The Kryvyi Rih Basin contains mostly Precambrian sedimentary-metamorphic rocks and is divided into three suites. The middle suite, with a thickness of up to 2,000 m, is the main ore-bearing formation. It consists of seven to eight seams of ferruginous quartzites (represented by hematites, magnetites, and mixed hematite-magnetite varieties) and schists. The average iron content is 30–40 percent in the ferruginous quartzites and 25–30 percent in the magnetite varieties (which compose 20 percent of the total quartzite reserves). Rich iron-ore bodies are dispersed throughout the ore-bearing formation. The ore is formed in columnar, lenticular, and pocket-like bodies that descend to a depth of over 1,000 m. In several places the bodies merge into large sloping ore beds. The rich ores are divided into magnetite, martite, and hematite-martite ores. The last two varieties have an average iron content of 63.7 percent and make up more than half of all reserves.
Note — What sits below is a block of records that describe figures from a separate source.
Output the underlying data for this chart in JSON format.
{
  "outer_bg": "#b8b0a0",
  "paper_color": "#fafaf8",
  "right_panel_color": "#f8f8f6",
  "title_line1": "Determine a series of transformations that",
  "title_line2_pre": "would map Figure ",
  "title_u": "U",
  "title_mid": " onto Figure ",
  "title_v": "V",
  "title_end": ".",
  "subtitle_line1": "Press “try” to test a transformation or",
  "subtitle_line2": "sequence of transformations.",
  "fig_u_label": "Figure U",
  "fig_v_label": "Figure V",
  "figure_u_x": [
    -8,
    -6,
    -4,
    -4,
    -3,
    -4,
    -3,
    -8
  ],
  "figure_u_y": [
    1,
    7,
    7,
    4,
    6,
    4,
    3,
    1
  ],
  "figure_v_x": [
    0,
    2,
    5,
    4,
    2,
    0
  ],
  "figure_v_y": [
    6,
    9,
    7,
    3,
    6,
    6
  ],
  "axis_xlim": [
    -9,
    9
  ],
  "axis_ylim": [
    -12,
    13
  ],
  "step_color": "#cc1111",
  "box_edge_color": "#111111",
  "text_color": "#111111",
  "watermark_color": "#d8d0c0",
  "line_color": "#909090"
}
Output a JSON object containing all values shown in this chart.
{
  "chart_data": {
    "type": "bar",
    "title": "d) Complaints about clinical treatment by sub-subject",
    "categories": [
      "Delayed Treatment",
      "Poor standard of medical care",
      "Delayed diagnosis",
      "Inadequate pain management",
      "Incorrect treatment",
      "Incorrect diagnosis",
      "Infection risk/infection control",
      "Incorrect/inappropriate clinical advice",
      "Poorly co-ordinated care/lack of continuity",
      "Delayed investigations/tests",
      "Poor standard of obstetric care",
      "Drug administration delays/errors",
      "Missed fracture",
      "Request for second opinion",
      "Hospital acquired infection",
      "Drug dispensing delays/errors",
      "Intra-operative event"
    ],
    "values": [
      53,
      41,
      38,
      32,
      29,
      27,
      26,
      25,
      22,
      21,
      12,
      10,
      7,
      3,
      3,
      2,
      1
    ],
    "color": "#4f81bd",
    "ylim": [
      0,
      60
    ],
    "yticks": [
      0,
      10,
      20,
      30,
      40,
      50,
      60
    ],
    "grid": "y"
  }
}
The Kryvyi Rih Basin has been excavated for iron ore since the time of the Scythians, but detailed prospecting and commercial exploitation began only in the second half of the 19th century. In 1881 Oleksander Pol founded a joint-stock company with French capital to develop mining in the basin. In its first year the company mined 37,400 tonnes of iron ore. Production rose rapidly when a railway was constructed in 1884 connecting Kryvyi Rih with the coal-producing region of the Donets Basin. By 1913 the Kryvyi Rih Basin provided 6.4 million tonnes, or 74.5 percent of all the iron ore produced in the Russian Empire. Fifty-one mines had been sunk and 23,600 miners worked in the region, making the area one of the largest industrial centers in Ukraine.
During the Revolution of 1917 and the subsequent struggle for independence (1917–20), many of the mines and machines were destroyed and production fell drastically. The prewar level of production was not reached again until 1931. However, efficiency was greatly disrupted by the forced rate of industrialization, and more workers (77,339 in 1932) were needed to reach the same level of output.
In 1940, production reached 18.9 million tonnes, or 63 percent of the Soviet total. After the Second World War the mines were increasingly mechanized and the problems of beneficiating ferruginous quartzites were overcome. The basin produced 80 million tonnes, or 52 percent of Soviet production, in 1965 and 58 percent of total Soviet output in 1972. Subsequently, however, its proportion of Soviet production declined as the rich deposits in the Kryvyi Rih region had been exhausted and new sources had been developed. In 1984 the basin accounted for 46 percent of all Soviet production, although total output increased to 103 million tonnes.
Annual production consisted of 38 million tonnes of deep-mined ore excavated from 23 mines extending down to 1,200 m. Another 65 million tonnes were mined from 11 open pits. The rich iron-ore bodies were becoming depleted and reserves (1.5 billion tonnes in 1968) were expected to last only another 25–35 years. The lower-grade quartzite ores that are mined in open pits are becoming increasingly important and are beneficiated in five large complexes, including the Southern Mineral Enrichment Complex and the New Kryvyi Rih Mineral Enrichment Complex. A sixth concentrator was built jointly by the Comecon countries. This reflected the importance of Ukrainian iron ore for the east-European countries, which imported one-quarter of Ukraine’s production. The new concentrator reprocesses inferior-grade quartzites that were discarded as tailings and has an annual capacity of 14 million tonnes. Total industrial reserves in the basin are estimated at 16 billion tonnes (1979) and are expected to last several hundred years.
The Kryvyi Rih Basin, producing 85 percent of total Ukrainian output, supplies iron ore to several metallurgical plants in the Dnipro Industrial Region and the Donets Basin. The extractive industry employs 62.5 percent of the work force in the city of Kryvyi Rih and 93 percent in the towns of Zhovti Vody and Inhulets.